At the subsequent psychiatric evaluation, Matyakubov attempted to present himself as mentally ill by claiming that God had told him to kill women. This tactic did not deceive the psychiatrists, who found that he was fully sane while committing the crimes but diagnosed him as a sexual sadist with necrophiliac tendencies. Matyakubov later claimed that his reason for targeting predominantly older women was because of his mother's supposed physical abuse when he was younger, but these claims were contradicted by family members and relatives. He was convicted on all counts for his crimes in Ukraine and subsequently sentenced to life imprisonment.

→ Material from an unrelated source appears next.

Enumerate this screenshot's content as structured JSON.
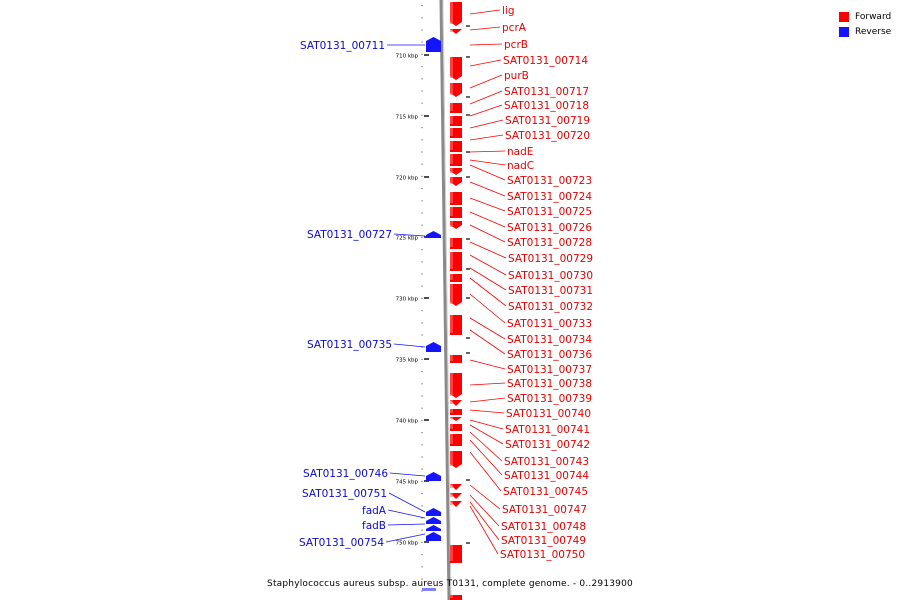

Almost immediately following his conviction, Matyakubov was extradited to Russia, where he was due to stand trial for the murders committed there. He was ordered to undergo another psychiatric evaluation, which again concluded that he was sane at the time of the crimes. The results of this evaluation also ascertained that he was of lesser intelligence; emotionally unstable and incapable of understanding other people's emotions; extremely demanding of others and showed signs of dementia and egocentrism.

While awaiting trial, Matyakubov's court-appointed lawyer, Marina Efimenko, stated that her client acted surprisingly nicely and even sent her postcards, but she would later claim that this was intentional to make him appear less dangerous. He would later be found guilty on all counts and sentenced to a second life term for the five murders committed in Russia. In the aftermath of his conviction, Matyakubov said that he had no intent of appealing the verdict, but also said that he felt no remorse for what he had done and would likely kill again if released. While serving his term at a special regime colony, he converted to Christianity and renounced his murders, but this was widely believed to just be a ploy made to bring pity on him.

As of May 2022, Matyakubov remains in a Russian prison and faces extradition to his native Uzbekistan, where he faces a third life sentence if convicted of the killings there. Some news sources have claimed that he is possibly responsible for others, perhaps dozens of killings committed across the three countries, but no new charges have been brought against him thus far.